GR 209601; (January, 2021) (Digest)
G.R. No. 209601 , January 12, 2021
United Coconut Planters Bank, Petitioner, vs. Secretary of Justice, Office of the Chief Prosecutor, Tirso Antiporda, Jr. and Gloria Carreon, Respondents.
FACTS
Petitioner United Coconut Planters Bank (UCPB) filed a criminal complaint before the Department of Justice (DOJ) against its former Chairman/CEO Tirso Antiporda, Jr. and former President/COO Gloria Carreon for alleged violation of Section 31 (on the liability of directors or trustees) in relation to Section 144 (on penal sanctions) of the Corporation Code. The complaint alleged that in 1998, Antiporda and Carreon authorized the payment of bonuses totaling PHP 117,872,269.43 to corporate officers and directors without board approval and in bad faith, despite their knowledge of substantial losses incurred by UCPB’s subsidiary, UCAP, which UCPB had absorbed. The respondents countered that the grant of bonuses was based on UCPB’s 1997 net profit of PHP 2.115 billion, was authorized by the bank’s by-laws, and was a long-standing practice never previously questioned by internal/external auditors or the Bangko Sentral ng Pilipinas. They also argued the action had prescribed. The DOJ Task Force initially found probable cause, but the Secretary of Justice reversed, ruling that Section 144 did not apply to violations of Section 31 and that the offense had prescribed. The Court of Appeals affirmed the DOJ Secretary’s resolutions. UCPB elevated the case to the Supreme Court via a Petition for Review on Certiorari.
ISSUE
The primary issue is whether a violation of Section 31 of the Corporation Code (a provision for civil liability of directors/trustees) is punishable under the penal provision of Section 144 of the same Code.
RULING
The Supreme Court DENIED the petition and AFFIRMED the assailed Court of Appeals Decision and Resolution. The Court held that a violation of Section 31 of the Corporation Code is not criminally punishable under Section 144. The ruling is based on the following:
1. The Court resolved the legal question by applying the rule of lenity, construing an ambiguous penal statute strictly against the state and in favor of the accused. Section 144 applies to violations “not otherwise specifically penalized therein.” Since Section 31 itself does not provide a specific penalty, and considering the Code’s structure where other sections explicitly refer violations to Section 144, the ambiguity must be resolved in favor of the respondents.
2. The Court cited its precedent in Ient v.

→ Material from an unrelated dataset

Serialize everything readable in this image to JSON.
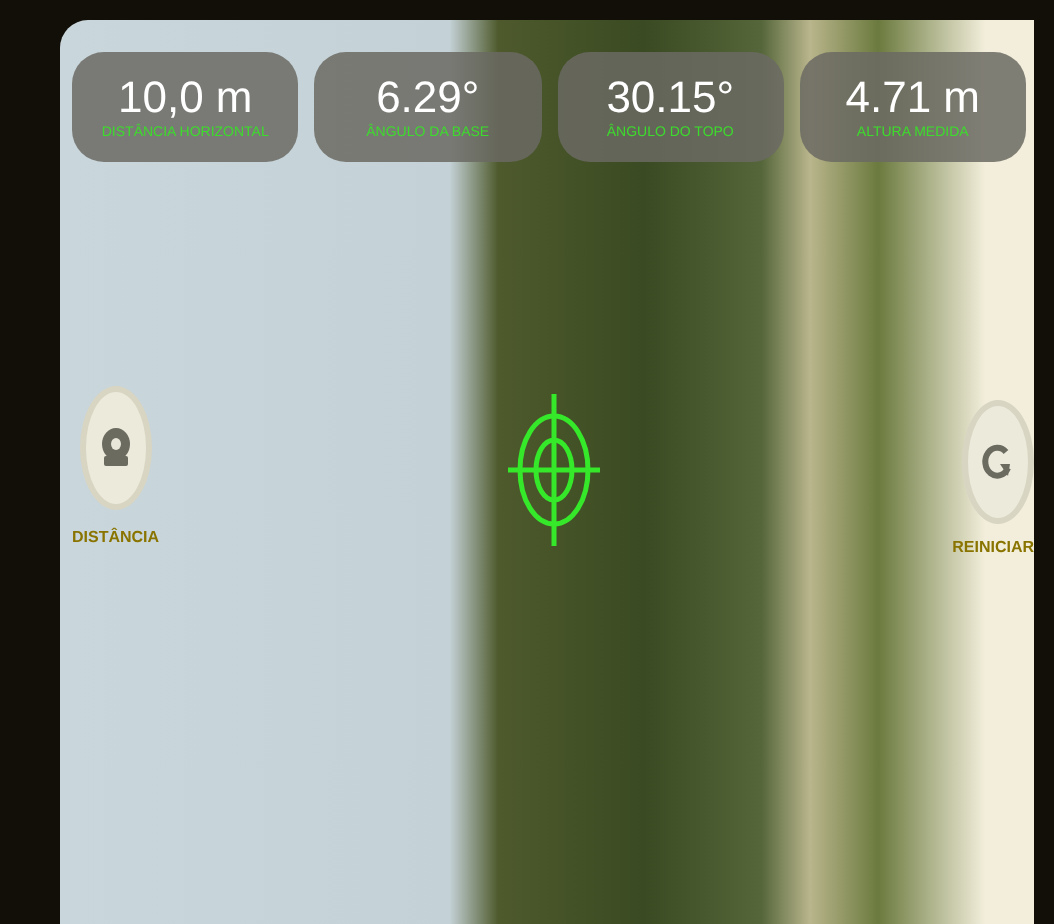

Tullett Prebon (Philippines), Inc., which already settled that Section 144 does not apply to violations of Section 31. Section 31 establishes a civil remedy for corporate recovery, not a public wrong meant to be vindicated by the state through criminal prosecution.
3. The Court also found that the offense, if it existed, had prescribed. Assuming arguendo that Section 144 applied, the prescriptive period is four years under Act No. 3326 . The alleged act was committed in 1998, and the complaint was filed in 2007, well beyond four years. UCPB’s claim of discovering the offense only in 2003 via a special audit report was unsubstantiated, as the alleged report was not formally offered in evidence before the DOJ.
4. The Court noted that Batas Pambansa Blg. 68 (the Corporation Code) had already been repealed by the Revised Corporation Code of the Philippines ( Republic Act No. 11232 ).